Give it a 3-second audio sample and a transcript, and it clones the voice. Upload the reference file with put, point ref_audio at it, generate as many lines as you want. Setting ref_audio and ref_text at the step level shares the voice prompt across all generations in that step — efficient and consistent.

For emotion from cloned voices: upload reference files with different emotional takes and use separate steps. The model picks up tone from the reference audio, so a happy sample gives you a happy cloned voice.
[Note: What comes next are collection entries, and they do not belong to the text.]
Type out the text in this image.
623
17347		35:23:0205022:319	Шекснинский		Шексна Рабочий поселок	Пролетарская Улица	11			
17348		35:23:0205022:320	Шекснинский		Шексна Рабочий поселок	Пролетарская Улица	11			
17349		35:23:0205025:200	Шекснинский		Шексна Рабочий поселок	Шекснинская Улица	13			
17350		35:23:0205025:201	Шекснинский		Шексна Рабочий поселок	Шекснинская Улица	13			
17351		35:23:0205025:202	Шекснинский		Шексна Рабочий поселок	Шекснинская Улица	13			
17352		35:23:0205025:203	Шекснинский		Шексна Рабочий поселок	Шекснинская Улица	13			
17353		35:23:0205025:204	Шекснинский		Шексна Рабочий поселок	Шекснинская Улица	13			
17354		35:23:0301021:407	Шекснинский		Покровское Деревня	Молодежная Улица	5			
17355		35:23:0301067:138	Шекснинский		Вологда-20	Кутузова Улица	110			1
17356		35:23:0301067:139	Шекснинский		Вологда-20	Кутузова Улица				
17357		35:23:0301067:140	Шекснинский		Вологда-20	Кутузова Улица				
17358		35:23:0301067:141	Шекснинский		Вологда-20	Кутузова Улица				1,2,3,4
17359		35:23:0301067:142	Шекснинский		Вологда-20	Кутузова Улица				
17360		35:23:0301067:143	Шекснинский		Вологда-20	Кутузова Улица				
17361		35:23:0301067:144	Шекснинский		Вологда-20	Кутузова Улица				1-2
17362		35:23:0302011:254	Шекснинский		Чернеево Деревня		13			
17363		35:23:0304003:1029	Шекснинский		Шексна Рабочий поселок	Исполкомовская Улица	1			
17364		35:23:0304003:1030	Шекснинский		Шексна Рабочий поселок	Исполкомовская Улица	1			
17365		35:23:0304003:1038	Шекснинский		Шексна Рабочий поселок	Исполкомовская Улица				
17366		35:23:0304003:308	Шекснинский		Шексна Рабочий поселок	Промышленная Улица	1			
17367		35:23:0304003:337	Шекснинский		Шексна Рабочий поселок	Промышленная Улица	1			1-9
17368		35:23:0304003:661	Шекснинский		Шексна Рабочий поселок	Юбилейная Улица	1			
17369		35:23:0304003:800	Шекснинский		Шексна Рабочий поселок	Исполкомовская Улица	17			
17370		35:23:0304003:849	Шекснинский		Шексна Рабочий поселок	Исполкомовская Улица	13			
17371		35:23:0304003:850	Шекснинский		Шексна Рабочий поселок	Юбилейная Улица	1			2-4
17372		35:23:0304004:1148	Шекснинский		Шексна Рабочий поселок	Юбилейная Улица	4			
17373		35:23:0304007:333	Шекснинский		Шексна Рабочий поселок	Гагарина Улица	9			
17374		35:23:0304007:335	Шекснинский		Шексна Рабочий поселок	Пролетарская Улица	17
ssh tts@host "create-dir refs"
ssh tts@host "put refs/happy.wav" < me_happy.wav
ssh tts@host "put refs/angry.wav" < me_angry.wav
steps:
  - mode: voice-clone
    ref_audio: refs/happy.wav
    ref_text: "transcript of happy ref"
    generate:
      - text: "Great news everyone!"
        output: happy1.wav
      - text: "I'm so glad to hear that"
        output: happy2.wav
  - mode: voice-clone
    ref_audio: refs/angry.wav
    ref_text: "transcript of angry ref"
    generate:
      - text: "This is unacceptable"
        output: angry1.wav

CPU vs GPU

It runs on both. CPU mode uses float32 and works on any machine — just expect the 1.7B model to take a while. GPU mode with CUDA enables float16/bfloat16 and includes FlashAttention-2 for faster inference.

Memory reality check:

  • 0.6B float32 — ~2.4GB, fits in 4GB RAM
  • 1.7B float32 — ~7GB weights, needs 10GB+
  • 1.7B bfloat16 (GPU) — ~3.5GB weights, fits in 6GB VRAM
  • float16 on CPU — don’t. It produces inf/nan garbage

FlashAttention auto-enables on GPU. If your dtype is float32, it auto-switches to bfloat16 because FlashAttention requires half-precision. This is handled transparently — you don’t need to think about it.

Logging

All pipeline output is logged to /var/log/tts/ inside the container. Mount it as a volume if you want to access logs from the host. Two files are maintained: tts.log (current day, truncated at midnight) and YYYY_MM_DD_tts.log daily archives. Old logs are auto-cleaned based on TTS_LOG_RETENTION (default: 7 days).

# View last 20 lines
ssh tts@host "tts log"
# View last 100 lines
ssh tts@host "tts log -n 100"
# Follow (like tail -f)
ssh tts@host "tts log -f"

Built on Lockbox

The entire SSH layer, security model, and file operations come from docker-lockbox. That means:

  • SSH key auth only — no passwords
  • No shell access — every command goes through the Python wrapper
  • No injection — shell metacharacters are meaningless
  • All file operations sandboxed to /work
  • UID/GID matching so files have correct ownership on the host

The only allowed command beyond the built-in file ops is tts. That’s the entire attack surface — one binary that accepts YAML via stdin and writes WAV files to /work.

The Bottom Line

Local TTS that actually sounds good, runs in a container, and is accessible over SSH. No API keys, no cloud costs, no Python environment hell. Download the models, start the container, pipe YAML, get audio.

Nine preset voices with emotion control. Voice cloning from a 3-second sample. Voice design from a text description. Ten languages. CPU or GPU. Async job queue so you don’t sit around waiting.

Go grab it: github.com/psyb0t/docker-qwenspeak

Licensed under WTFPL — because restricting how people generate robot voices is a weird hill to die on.